「なるほど……そーいうこと…………」

状況を把握したシャドウレディは少し悔しそうな顔を浮かべると自身の状態を確認する。

脇腹やブーツの上部などは破れてはいるものの、まだ大切な場所が露出してはいない。

だが先ほどリフレッシュアップの衝撃で弾き飛ばしたワイヤーが身体に巻き付き、身動きが取りづらい上に胸や股間にも針がかかり、うかうかしていられない状況ではあった。

「これはキャットでいくしかないわね」

彼女としても想定外の出来事にキッっと真剣な表情を見せる。

エキスパートチェンジを使用する事を選んだのも本気の表れなのだろうが、彼女にとって想定外の出来事はこれだけではなかった。

「くっ……て、手が…………」

辛うじて右手の自由は生きているものの、左手にワイヤーが複雑に絡みつき動かせない状態となっていた事に気づく彼女。

マジックアイシャドウは左腕のマジックブレスレッドに格納されているのだが、咄嗟に受け身を取ろうとしたのであろうか、左手の甲を腰に密着するような体勢となっていた。

動くと破れかねないのだが、四の五の言っている状態ではなく、まだ自由のきく右手でマジックシャドウを取るしかない。
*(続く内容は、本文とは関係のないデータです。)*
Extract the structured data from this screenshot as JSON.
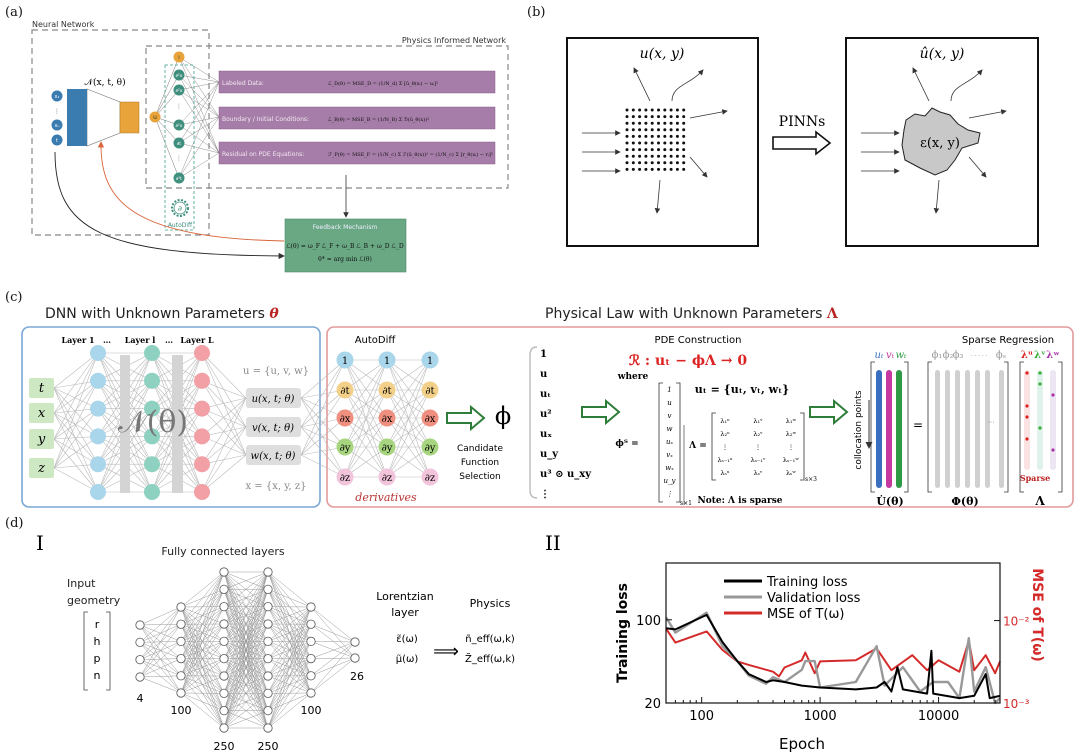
{
  "panel_labels": {
    "a": "(a)",
    "b": "(b)",
    "c": "(c)",
    "d": "(d)",
    "d1": "I",
    "d2": "II"
  },
  "panel_a": {
    "neural_network_label": "Neural Network",
    "pin_label": "Physics Informed Network",
    "network_label": "𝒩(x, t, θ)",
    "inputs": [
      "x₁",
      "xₙ",
      "t"
    ],
    "output_node": "u",
    "derivative_nodes": [
      "I",
      "∂²x",
      "∂²x",
      "∂²x",
      "∂t",
      "∂²t"
    ],
    "autodiff_label": "AutoDiff",
    "loss_terms": [
      {
        "label": "Labeled Data:",
        "formula": "ℒ_D(θ) = MSE_D = (1/N_d) Σ [û_θ(xᵢ) − uᵢ]²"
      },
      {
        "label": "Boundary / Initial Conditions:",
        "formula": "ℒ_B(θ) = MSE_B = (1/N_B) Σ ℬ(û_θ(x))²"
      },
      {
        "label": "Residual on PDE Equations:",
        "formula": "ℱ_P(θ) = MSE_F = (1/N_c) Σ ℱ(û_θ(x))² = (1/N_c) Σ [r_θ(xᵢ) − rᵢ]²"
      }
    ],
    "feedback_title": "Feedback Mechanism",
    "feedback_formula_1": "ℒ(θ) = ω_F ℒ_F + ω_B ℒ_B + ω_D ℒ_D",
    "feedback_formula_2": "θ* = arg min ℒ(θ)",
    "colors": {
      "blue": "#3a7bb0",
      "orange": "#e8a33a",
      "teal": "#3f8f7f",
      "purple": "#a67ca8",
      "green": "#6aa884",
      "red_arrow": "#d9643a"
    }
  },
  "panel_b": {
    "left_title": "u(x, y)",
    "right_title": "û(x, y)",
    "arrow_label": "PINNs",
    "blob_label": "ε(x, y)"
  },
  "panel_c": {
    "dnn_title": "DNN with Unknown Parameters",
    "dnn_symbol": "θ",
    "law_title": "Physical Law with Unknown Parameters",
    "law_symbol": "Λ",
    "layer_labels": [
      "Layer 1",
      "…",
      "Layer l",
      "…",
      "Layer L"
    ],
    "inputs": [
      "t",
      "x",
      "y",
      "z"
    ],
    "network_label": "𝒩(θ)",
    "u_set": "u = {u, v, w}",
    "outputs": [
      "u(x, t; θ)",
      "v(x, t; θ)",
      "w(x, t; θ)"
    ],
    "x_set": "x = {x, y, z}",
    "autodiff_title": "AutoDiff",
    "autodiff_nodes": [
      "1",
      "∂t",
      "∂x",
      "∂y",
      "∂z"
    ],
    "derivatives_label": "derivatives",
    "phi": "ϕ",
    "candidate_label": [
      "Candidate",
      "Function",
      "Selection"
    ],
    "library": [
      "1",
      "u",
      "uₜ",
      "u²",
      "uₓ",
      "u_y",
      "u³ ⊙ u_xy",
      "⋮"
    ],
    "pde_title": "PDE Construction",
    "residual": "ℛ : uₜ − ϕΛ → 0",
    "where": "where",
    "phi_T": "ϕᵀ =",
    "phi_vector": [
      "1",
      "u",
      "v",
      "w",
      "uₓ",
      "vₓ",
      "wₓ",
      "u_y",
      "⋮"
    ],
    "phi_dim": "s×1",
    "ut_set": "uₜ = {uₜ, vₜ, wₜ}",
    "lambda_eq": "Λ =",
    "lambda_rows": [
      [
        "λ₁ᵘ",
        "λ₁ᵛ",
        "λ₁ʷ"
      ],
      [
        "λ₂ᵘ",
        "λ₂ᵛ",
        "λ₂ʷ"
      ],
      [
        "⋮",
        "⋮",
        "⋮"
      ],
      [
        "λₛ₋₁ᵘ",
        "λₛ₋₁ᵛ",
        "λₛ₋₁ʷ"
      ],
      [
        "λₛᵘ",
        "λₛᵛ",
        "λₛʷ"
      ]
    ],
    "lambda_dim": "s×3",
    "note": "Note: Λ is sparse",
    "sparse_title": "Sparse Regression",
    "collocation_label": "collocation points",
    "u_dot_cols": [
      "uₜ",
      "vₜ",
      "wₜ"
    ],
    "u_dot_label": "U̇(θ)",
    "equals": "=",
    "phi_cols": [
      "ϕ₁",
      "ϕ₂",
      "ϕ₃",
      "· · · · ·",
      "ϕₛ"
    ],
    "phi_matrix_label": "Φ(θ)",
    "lambda_cols": [
      "λᵘ",
      "λᵛ",
      "λʷ"
    ],
    "sparse_label": "Sparse",
    "lambda_label": "Λ",
    "colors": {
      "blue_box": "#7aa7d6",
      "red_box": "#e39a9a",
      "layer1": "#a9d6ea",
      "layer2": "#8fd1c0",
      "layer3": "#f2a0a6",
      "input": "#cfe8c4",
      "arrow": "#2f7d3a",
      "ut": "#3a6fc0",
      "vt": "#c43aa0",
      "wt": "#2e9a44"
    }
  },
  "panel_d1": {
    "title": "Fully connected layers",
    "input_label": [
      "Input",
      "geometry"
    ],
    "input_vector": [
      "r",
      "h",
      "p",
      "n"
    ],
    "layer_sizes": [
      "4",
      "100",
      "250",
      "250",
      "100",
      "26"
    ],
    "lorentzian_label": [
      "Lorentzian",
      "layer"
    ],
    "epsilon": "ε̃(ω)",
    "mu": "μ̃(ω)",
    "implies": "⟹",
    "physics_label": "Physics",
    "n_eff": "ñ_eff(ω,k)",
    "z_eff": "Z̃_eff(ω,k)"
  },
  "chart_data": {
    "type": "line",
    "xlabel": "Epoch",
    "ylabel": "Training loss",
    "ylabel_right": "MSE of T(ω)",
    "xscale": "log",
    "yscale": "log",
    "yscale_right": "log",
    "xlim": [
      50,
      33000
    ],
    "ylim": [
      20,
      300
    ],
    "ylim_right": [
      0.001,
      0.05
    ],
    "xticks": [
      "100",
      "1000",
      "10000"
    ],
    "yticks": [
      "20",
      "100"
    ],
    "yticks_right": [
      "10⁻³",
      "10⁻²"
    ],
    "legend_position": "top-center",
    "series": [
      {
        "name": "Training loss",
        "color": "#000000",
        "axis": "left",
        "x": [
          50,
          60,
          110,
          150,
          200,
          250,
          350,
          400,
          500,
          700,
          1000,
          2000,
          3000,
          3500,
          4000,
          4500,
          5000,
          8000,
          8700,
          9000,
          15000,
          20000,
          25000,
          27000,
          33000
        ],
        "y": [
          85,
          83,
          110,
          65,
          45,
          35,
          30,
          31,
          30,
          28,
          27,
          26,
          27,
          30,
          25,
          40,
          26,
          24,
          55,
          24,
          22,
          23,
          35,
          22,
          23
        ]
      },
      {
        "name": "Validation loss",
        "color": "#999999",
        "axis": "left",
        "x": [
          50,
          60,
          110,
          150,
          200,
          250,
          350,
          400,
          500,
          700,
          750,
          900,
          1000,
          2000,
          3000,
          3500,
          5000,
          7000,
          9000,
          12000,
          15000,
          18000,
          20000,
          25000,
          30000,
          33000
        ],
        "y": [
          105,
          78,
          115,
          60,
          45,
          34,
          29,
          33,
          30,
          38,
          45,
          45,
          27,
          30,
          60,
          28,
          40,
          25,
          30,
          30,
          22,
          70,
          25,
          40,
          20,
          22
        ]
      },
      {
        "name": "MSE of T(ω)",
        "color": "#d42a2a",
        "axis": "right",
        "x": [
          50,
          60,
          110,
          150,
          200,
          250,
          400,
          450,
          500,
          700,
          750,
          900,
          1000,
          2000,
          3000,
          4000,
          6000,
          8000,
          10000,
          15000,
          18000,
          20000,
          25000,
          30000,
          33000
        ],
        "y": [
          0.008,
          0.0054,
          0.0074,
          0.0044,
          0.0032,
          0.0029,
          0.0024,
          0.0021,
          0.0027,
          0.0033,
          0.0041,
          0.0023,
          0.0032,
          0.0033,
          0.0046,
          0.0025,
          0.0038,
          0.0025,
          0.0033,
          0.0024,
          0.0057,
          0.0025,
          0.0038,
          0.0023,
          0.0032
        ]
      }
    ]
  }
}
しかし絡みつくワイヤーや釣り針の間を縫って右手を伸ばそうとするが、あと一歩の所でブレスレッドまで届かなかった。

「……まずいわね」

無理に動かせばピリピリと音を立てている部分があちこち破れかねないが、このままの状態でも状況が改善されるわけでもない。

シャドウレディとなった彼女にとって、恥ずかしさなどはなかったが、男の欲望に満ちた罠にかかって思い通りにされるのが気に入らなかった。

キャットになったら切り刻んで同じ目に合わせてやると、心に決めた彼女は意を決する。

「覚えてなさいよ!」

彼女は好色そうな目で見る男たちを睨みつけると、一思いに右手を動かしブレスレッドを掴む。

「やったぁ!」

そう歓喜の声を上げたその瞬間である。

ビリビリビリッーーーー!!

「きゃぁっ!!!」

盛大に衣服が破れ、身体がストンっと落ちる感覚に襲われる。